'We shall never get those things,' said Orsino, who was naturally pessimistic. 'Italian unity has come too late for a renascence, and too soon for a new birth.'
San Giacinto smiled rather contemptuously.
'You are an aristocrat, my dear boy,' he answered. 'You want the clear wine without the filthy, fermenting must.'
'I think we have the same name, you and I,' observed Orsino.
'Yes, but I should be what I am, if I had been called Moscetti.'
'And I?' inquired Orsino, his eyes kindling a little at the implied contrast of powers.
'If you had been plain Signor Moscetti, you would have been a very different kind of man. You would have worked hard at architecture, I suppose, and you would have acquired an individuality. As it is, you have not much more than the individuality of your class, and very little of your own. You are a product, whereas I was forced to become a producer when I was very young—a worker, in other words. Socially, I am a Saracinesca, like you; morally and actually, I have been a man of the people all my life, because I began among the people. I have made myself what I am. You were made what you are by somebody who lived in the twelfth century. I do not blame you, and I do not boast about myself.

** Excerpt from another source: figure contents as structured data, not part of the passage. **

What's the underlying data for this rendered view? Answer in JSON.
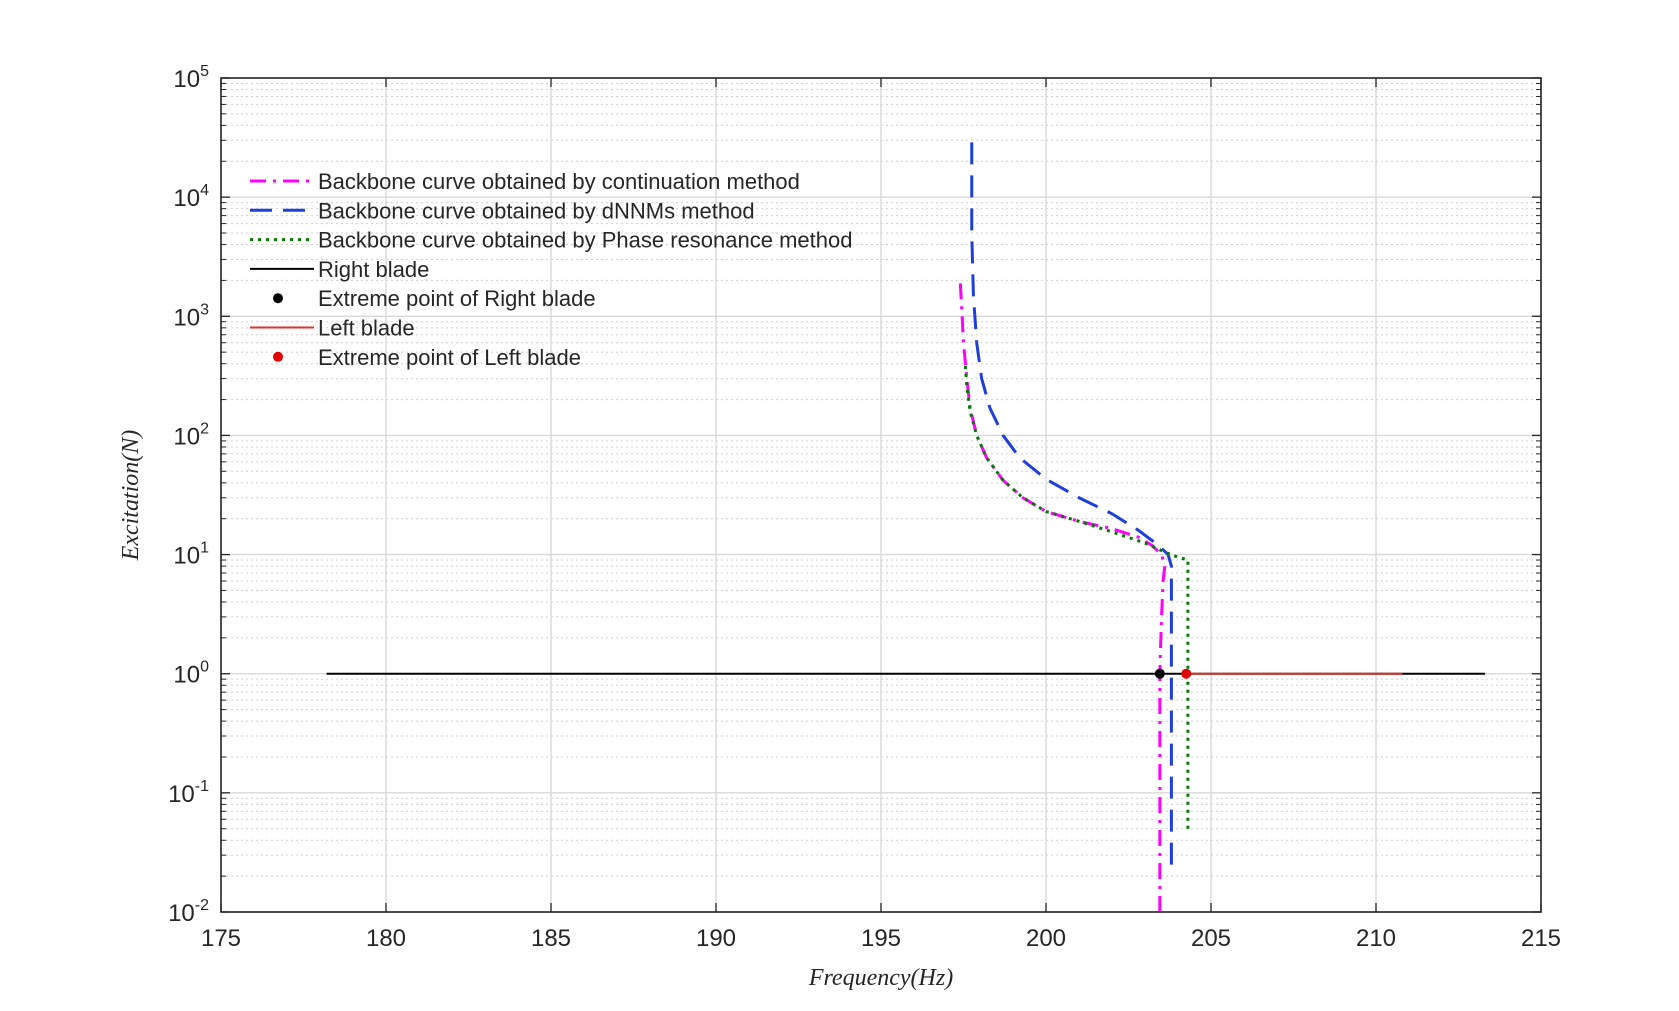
{
  "chart_data": {
    "type": "line",
    "xlabel": "Frequency(Hz)",
    "ylabel": "Excitation(N)",
    "xlim": [
      175,
      215
    ],
    "ylim": [
      0.01,
      100000
    ],
    "yscale": "log",
    "grid": true,
    "minor_grid": true,
    "legend_position": "top-left",
    "x_ticks": [
      175,
      180,
      185,
      190,
      195,
      200,
      205,
      210,
      215
    ],
    "y_ticks": [
      {
        "base": "10",
        "exp": "-2",
        "value": 0.01
      },
      {
        "base": "10",
        "exp": "-1",
        "value": 0.1
      },
      {
        "base": "10",
        "exp": "0",
        "value": 1
      },
      {
        "base": "10",
        "exp": "1",
        "value": 10
      },
      {
        "base": "10",
        "exp": "2",
        "value": 100
      },
      {
        "base": "10",
        "exp": "3",
        "value": 1000
      },
      {
        "base": "10",
        "exp": "4",
        "value": 10000
      },
      {
        "base": "10",
        "exp": "5",
        "value": 100000
      }
    ],
    "series": [
      {
        "name": "Backbone curve obtained by continuation method",
        "color": "#ff00ff",
        "style": "dashdot",
        "marker": "none",
        "x": [
          203.45,
          203.45,
          203.45,
          203.5,
          203.55,
          203.6,
          203.5,
          203.2,
          202.8,
          202.0,
          201.0,
          200.0,
          199.3,
          198.7,
          198.2,
          197.9,
          197.7,
          197.6,
          197.5,
          197.45,
          197.4
        ],
        "y": [
          0.01,
          0.1,
          1,
          3,
          6,
          8,
          10,
          12,
          14,
          16.5,
          19,
          23,
          30,
          42,
          65,
          100,
          170,
          300,
          600,
          1100,
          2000
        ]
      },
      {
        "name": "Backbone curve obtained by dNNMs method",
        "color": "#1f3fdc",
        "style": "dashed",
        "marker": "none",
        "x": [
          203.8,
          203.8,
          203.8,
          203.8,
          203.7,
          203.4,
          202.8,
          202.0,
          201.0,
          200.0,
          199.2,
          198.7,
          198.3,
          198.05,
          197.9,
          197.8,
          197.75,
          197.75,
          197.75
        ],
        "y": [
          0.025,
          0.1,
          1,
          8,
          10,
          12,
          16,
          22,
          30,
          43,
          65,
          100,
          170,
          300,
          600,
          1500,
          5000,
          15000,
          33000
        ]
      },
      {
        "name": "Backbone curve obtained by Phase resonance method",
        "color": "#007a00",
        "style": "dotted",
        "marker": "none",
        "x": [
          204.3,
          204.3,
          204.3,
          204.3,
          204.0,
          203.6,
          203.0,
          202.0,
          201.0,
          200.0,
          199.3,
          198.7,
          198.2,
          197.9,
          197.7,
          197.6,
          197.55
        ],
        "y": [
          0.05,
          0.1,
          1,
          9,
          9.5,
          10.5,
          12.5,
          15.5,
          19,
          23,
          30,
          42,
          65,
          100,
          160,
          260,
          400
        ]
      },
      {
        "name": "Right blade",
        "color": "#000000",
        "style": "solid",
        "marker": "none",
        "x": [
          178.2,
          213.3
        ],
        "y": [
          1,
          1
        ]
      },
      {
        "name": "Extreme point of Right blade",
        "color": "#000000",
        "style": "none",
        "marker": "dot",
        "x": [
          203.45
        ],
        "y": [
          1
        ]
      },
      {
        "name": "Left blade",
        "color": "#e03030",
        "style": "solid",
        "marker": "none",
        "x": [
          204.25,
          210.8
        ],
        "y": [
          1,
          1
        ]
      },
      {
        "name": "Extreme point of Left blade",
        "color": "#e00000",
        "style": "none",
        "marker": "dot",
        "x": [
          204.25
        ],
        "y": [
          1
        ]
      }
    ]
  }
}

We like each other, but we are fundamentally different, and we emphatically do not like the same things. We are different kinds of animals that happen to be called by the same name.'
'I tried to work once,' said Orsino, thoughtfully.
'A man cannot do that sort of work against the odds of sixty-four quarterings and an unlimited fortune. But you had the instinct, just as I have it. You and I have more in common with those fishermen who just went by, than we have with most of our friends in Rome. We are men, at all events, as I said of Crispi.'
Orsino was silent, for he was not in the humour to argue about anything, and he saw the truth of much that his cousin had said, and felt a hopelessness about doing anything in the world with which he had long been familiar.